В июне 1918 года мы всем отрядом вступили в ряды созданной по инициативе В. И. Ленина Красной Армии. Вскоре наш отряд был переброшен в Елец. Там на мое имя пришла телеграмма от Начальника авиации действующей армии А. В. Сергеева, знавшего меня по германскому фронту, с распоряжением выехать в Тамбов и принять командование моим бывшим 34-м корпусным авиаотрядом — по просьбе его коллектива. Тепло простился я и с моими новыми друзьями, и с Иониным. Мне очень хотелось взять с собой старого боевого товарища — Прокофия Яковлевича Рябченко, но боялся огорчить этим Ионина. Через месяц мне стало известно о трагической гибели моего первого инструктора. Во время полета на «сопвиче» лопнули растяжки левой плоскости, самолет перешел в штопор и разбился. Смерть Ионина я переживал очень тяжело.

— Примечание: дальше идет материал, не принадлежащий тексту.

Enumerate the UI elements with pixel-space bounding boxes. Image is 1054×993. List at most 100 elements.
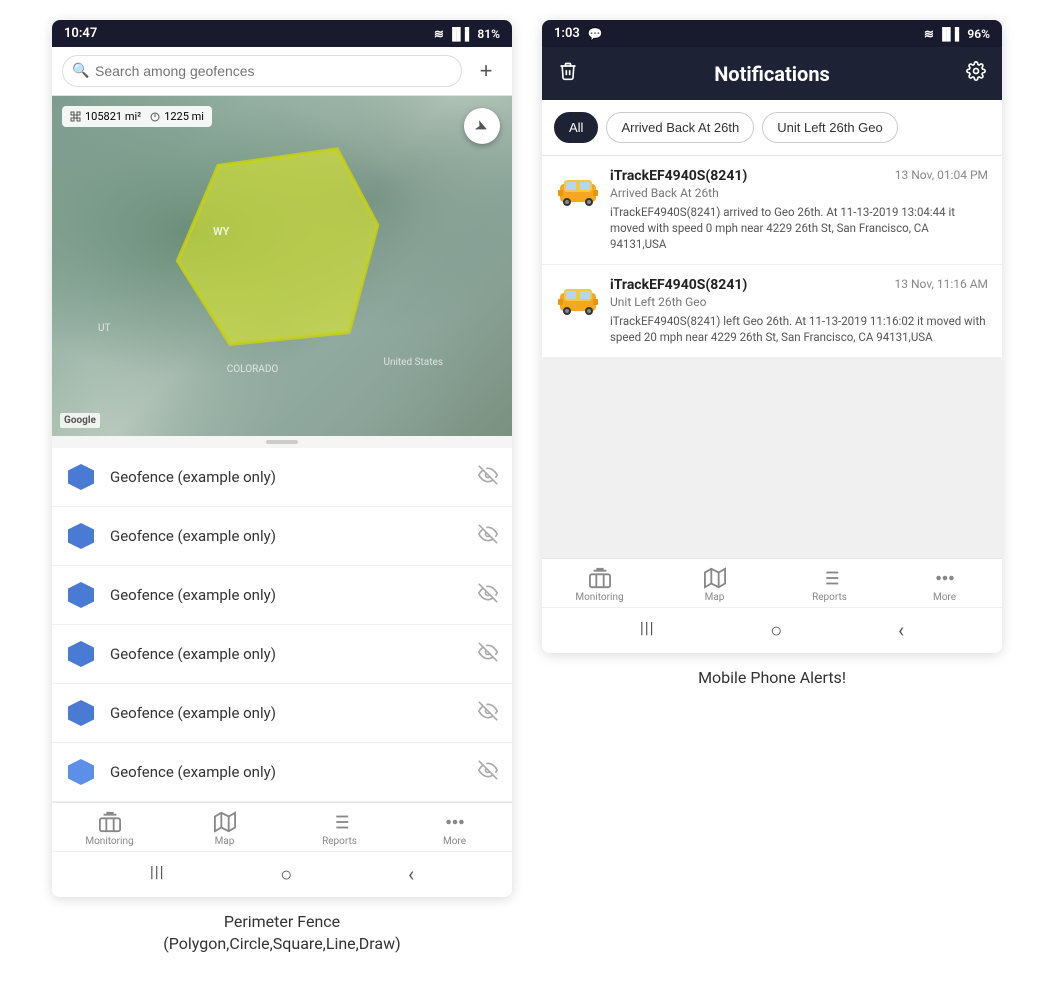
- map-icon: [214, 811, 236, 833]
- geofence-label: Geofence (example only): [110, 468, 478, 486]
- geofence-label: Geofence (example only): [110, 586, 478, 604]
- notification-item[interactable]: iTrackEF4940S(8241) 13 Nov, 01:04 PM Arr…: [542, 156, 1002, 265]
- list-item[interactable]: Geofence (example only): [52, 507, 512, 566]
- nav-monitoring-label: Monitoring: [85, 836, 133, 847]
- bottom-nav-right: Monitoring Map Reports More: [542, 558, 1002, 607]
- battery-right: 96%: [967, 27, 990, 41]
- search-container[interactable]: 🔍: [62, 55, 462, 87]
- list-item[interactable]: Geofence (example only): [52, 625, 512, 684]
- nav-reports[interactable]: Reports: [282, 811, 397, 847]
- eye-off-icon[interactable]: [478, 701, 498, 726]
- geofence-icon: [66, 462, 96, 492]
- eye-off-icon[interactable]: [478, 583, 498, 608]
- signal-icon-right: ▐▌▌: [938, 27, 964, 41]
- android-recent-left[interactable]: |||: [150, 862, 165, 887]
- caption-line2: (Polygon,Circle,Square,Line,Draw): [163, 934, 400, 953]
- notif-top-2: iTrackEF4940S(8241) 13 Nov, 11:16 AM: [610, 277, 988, 293]
- left-caption: Perimeter Fence (Polygon,Circle,Square,L…: [163, 911, 400, 956]
- google-logo: Google: [60, 413, 100, 428]
- compass-icon: ➤: [472, 115, 492, 138]
- android-back-left[interactable]: ‹: [408, 862, 414, 887]
- scroll-indicator: [52, 436, 512, 448]
- android-nav-left: ||| ○ ‹: [52, 851, 512, 897]
- android-recent-right[interactable]: |||: [640, 618, 655, 643]
- search-bar: 🔍 +: [52, 47, 512, 96]
- monitoring-icon-right: [589, 567, 611, 589]
- nav-more-label-right: More: [933, 592, 956, 603]
- wifi-icon: ≋: [434, 27, 444, 41]
- notif-body-2: iTrackEF4940S(8241) left Geo 26th. At 11…: [610, 313, 988, 345]
- android-back-right[interactable]: ‹: [898, 618, 904, 643]
- notif-content-1: iTrackEF4940S(8241) 13 Nov, 01:04 PM Arr…: [610, 168, 988, 252]
- notifications-header: Notifications: [542, 47, 1002, 100]
- nav-map[interactable]: Map: [167, 811, 282, 847]
- nav-monitoring-label-right: Monitoring: [575, 592, 623, 603]
- battery-left: 81%: [477, 27, 500, 41]
- notif-event-2: Unit Left 26th Geo: [610, 295, 988, 309]
- compass-button[interactable]: ➤: [464, 108, 500, 144]
- filter-unit-left[interactable]: Unit Left 26th Geo: [762, 112, 898, 143]
- notif-device-2: iTrackEF4940S(8241): [610, 277, 747, 293]
- geofence-icon: [66, 757, 96, 787]
- status-icons-left: ≋ ▐▌▌ 81%: [434, 27, 500, 41]
- geofence-icon: [66, 580, 96, 610]
- reports-icon-right: [819, 567, 841, 589]
- nav-map-right[interactable]: Map: [657, 567, 772, 603]
- filter-arrived[interactable]: Arrived Back At 26th: [606, 112, 754, 143]
- geofence-icon: [66, 639, 96, 669]
- notif-time-2: 13 Nov, 11:16 AM: [895, 277, 988, 291]
- area-stat: 105821 mi²: [70, 110, 141, 123]
- notif-device-1: iTrackEF4940S(8241): [610, 168, 747, 184]
- eye-off-icon[interactable]: [478, 524, 498, 549]
- list-item[interactable]: Geofence (example only): [52, 448, 512, 507]
- more-icon-right: [934, 567, 956, 589]
- caption-right: Mobile Phone Alerts!: [698, 668, 846, 687]
- android-home-left[interactable]: ○: [280, 862, 292, 887]
- car-icon-2: [556, 277, 600, 321]
- list-item[interactable]: Geofence (example only): [52, 566, 512, 625]
- map-area[interactable]: WY United States COLORADO UT ➤ 105821 mi…: [52, 96, 512, 436]
- nav-more-label: More: [443, 836, 466, 847]
- status-bar-right: 1:03 💬 ≋ ▐▌▌ 96%: [542, 20, 1002, 47]
- notif-top-1: iTrackEF4940S(8241) 13 Nov, 01:04 PM: [610, 168, 988, 184]
- filter-tabs: All Arrived Back At 26th Unit Left 26th …: [542, 100, 1002, 156]
- eye-off-icon[interactable]: [478, 642, 498, 667]
- geofence-label: Geofence (example only): [110, 645, 478, 663]
- add-geofence-button[interactable]: +: [470, 55, 502, 87]
- map-label-us: United States: [383, 357, 443, 368]
- nav-reports-right[interactable]: Reports: [772, 567, 887, 603]
- trash-icon[interactable]: [558, 61, 578, 86]
- eye-off-icon[interactable]: [478, 760, 498, 785]
- list-item[interactable]: Geofence (example only): [52, 743, 512, 802]
- filter-all[interactable]: All: [554, 112, 598, 143]
- nav-monitoring[interactable]: Monitoring: [52, 811, 167, 847]
- chat-icon: 💬: [588, 27, 603, 41]
- right-caption: Mobile Phone Alerts!: [698, 667, 846, 689]
- empty-area: [542, 358, 1002, 558]
- map-label-ut: UT: [98, 323, 110, 334]
- nav-more-right[interactable]: More: [887, 567, 1002, 603]
- geofence-list: Geofence (example only) Geofence (exampl…: [52, 448, 512, 802]
- car-icon-1: [556, 168, 600, 212]
- right-phone: 1:03 💬 ≋ ▐▌▌ 96% Notifications: [542, 20, 1002, 653]
- map-icon-right: [704, 567, 726, 589]
- geofence-icon: [66, 698, 96, 728]
- list-item[interactable]: Geofence (example only): [52, 684, 512, 743]
- search-input[interactable]: [62, 55, 462, 87]
- android-home-right[interactable]: ○: [770, 618, 782, 643]
- bottom-nav-left: Monitoring Map Reports More: [52, 802, 512, 851]
- notif-content-2: iTrackEF4940S(8241) 13 Nov, 11:16 AM Uni…: [610, 277, 988, 345]
- nav-monitoring-right[interactable]: Monitoring: [542, 567, 657, 603]
- eye-off-icon[interactable]: [478, 465, 498, 490]
- map-label-colorado: COLORADO: [227, 364, 278, 375]
- settings-icon[interactable]: [966, 61, 986, 86]
- notification-item[interactable]: iTrackEF4940S(8241) 13 Nov, 11:16 AM Uni…: [542, 265, 1002, 358]
- time-left: 10:47: [64, 26, 97, 41]
- distance-stat: 1225 mi: [149, 110, 204, 123]
- notifications-title: Notifications: [714, 62, 830, 86]
- nav-more[interactable]: More: [397, 811, 512, 847]
- nav-map-label: Map: [215, 836, 235, 847]
- geofence-icon: [66, 521, 96, 551]
- map-background: WY United States COLORADO UT ➤ 105821 mi…: [52, 96, 512, 436]
- android-nav-right: ||| ○ ‹: [542, 607, 1002, 653]
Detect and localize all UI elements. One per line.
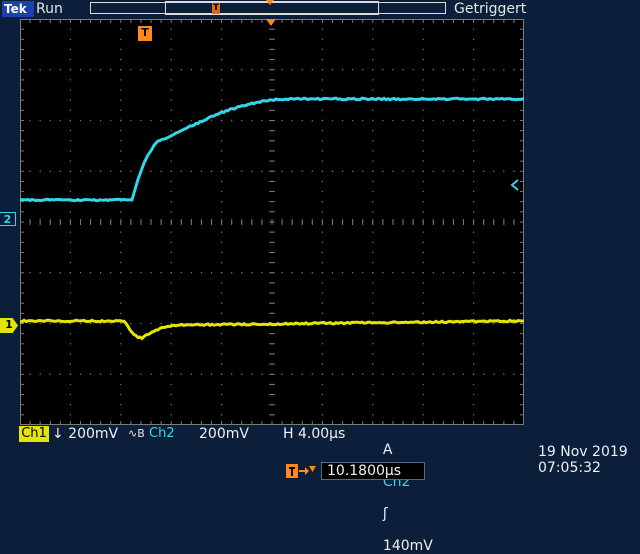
- horizontal-scale-readout[interactable]: H 4.00µs: [283, 426, 345, 442]
- trigger-mode: A: [383, 442, 393, 458]
- ch2-waveform-trace: [20, 98, 524, 201]
- trigger-slope-icon: ʃ: [383, 506, 388, 522]
- trigger-point-marker-icon[interactable]: T: [138, 26, 152, 41]
- bandwidth-limit-icon: ∿B: [128, 426, 145, 442]
- date-readout: 19 Nov 2019: [538, 444, 628, 460]
- brand-logo: Tek: [2, 1, 34, 17]
- ch2-scale-readout[interactable]: 200mV: [199, 426, 249, 442]
- trigger-position-arrow-icon[interactable]: [266, 19, 276, 27]
- time-readout: 07:05:32: [538, 460, 601, 476]
- trigger-status: Getriggert: [454, 0, 526, 18]
- trigger-level: 140mV: [383, 538, 433, 554]
- waveform-display[interactable]: [20, 19, 524, 425]
- run-state[interactable]: Run: [36, 0, 63, 18]
- trigger-readout[interactable]: A Ch2 ʃ 140mV: [374, 426, 433, 554]
- ch2-ground-marker-icon[interactable]: 2: [0, 212, 16, 226]
- trigger-delay-icon: [286, 463, 316, 479]
- trigger-delay-readout[interactable]: 10.1800µs: [327, 463, 401, 479]
- ch1-ground-marker-icon[interactable]: 1: [0, 318, 18, 333]
- ch1-scale-readout[interactable]: ↓ 200mV: [52, 426, 118, 442]
- waveform-graticule: [20, 19, 524, 425]
- trigger-level-arrow-icon[interactable]: [510, 179, 520, 191]
- record-trigger-marker-icon: T: [212, 3, 220, 14]
- graticule-grid: [20, 19, 524, 425]
- record-position-arrow-icon: [266, 0, 274, 5]
- ch2-label[interactable]: Ch2: [149, 426, 185, 442]
- ch1-label[interactable]: Ch1: [19, 426, 49, 442]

Отряд наш был переименован сначала в 1-й Тамбовский, а затем в 5-й разведывательный авиаотряд. Знакомых людей в нем осталось немного: из техсостава примерно половина, а летчики, за исключением Сенкевича, все были новые — Абросимов, Михайлов, Егоров, Конев. Обоз и автопарк сохранились полностью. Самолетов мы имели только пять: один «сопвич» и четыре «ньюпора» (два «Ньюпора-17» и два «Ньюпора-23»). Отряд надлежало доукомплектовать людьми, материальной частью и прочим имуществом. Времени на формирование отводилось мало. Гражданская война разгоралась. Наши товарищи уже дрались под Казанью.
Работы всем хватало по горло. Представители отряда трижды ездили в Москву добывать остродефицитные магнето, перкаль (полотно), эмалит, запасные моторы. Все необходимое доставалось с большим трудом.
Вскоре прибыл из Москвы коммунист В. Штавеман. Ему было поручено организовать дружный коллектив мотористов и возглавить всю аэродромную службу. С задачей своей он справился отлично, чем и заслужил большое уважение личного состава отряда. Шоферы наши не покладая рук ремонтировали и приводили в порядок автотранспорт. Тяжело приходилось и нашим обозникам. Помимо ремонта телег и повозок, им нужно было разъезжать по району в поисках овса, сена и соломы.
Я хлопотал целыми днями, обеспечивая отряд горючим и маслом. Особенно плохо обстояло дело с бензином. Баку — главная база снабжения — был отрезан, там хозяйничали англичане...
Но больше всего тревожила меня подготовка летного состава.
Начать с того, что летчик Абросимов, закончивший в свое время французскую школу и неплохо владевший техникой пилотирования, к тренировочным полетам относился с холодком, а скорый отъезд на фронт его вообще, кажется, не радовал. Во всяком случае, при первой возможности Абросимов перебрался в другой отряд, начинавший формироваться для выполнения, по слухам, воздушной связи Сенкевич вообще летать раздумал, а захотел снова быть техником, и я назначил его помощником начальника техчасти коммуниста В. П. Воронина.
Ядро моего отряда в численном отношении составляли выпускники Московской авиационной школы. Двадцатилетний крестьянский сын Спиридон Конев был характерным представителем этой группы. При знакомстве с ним состоялся такой разговор.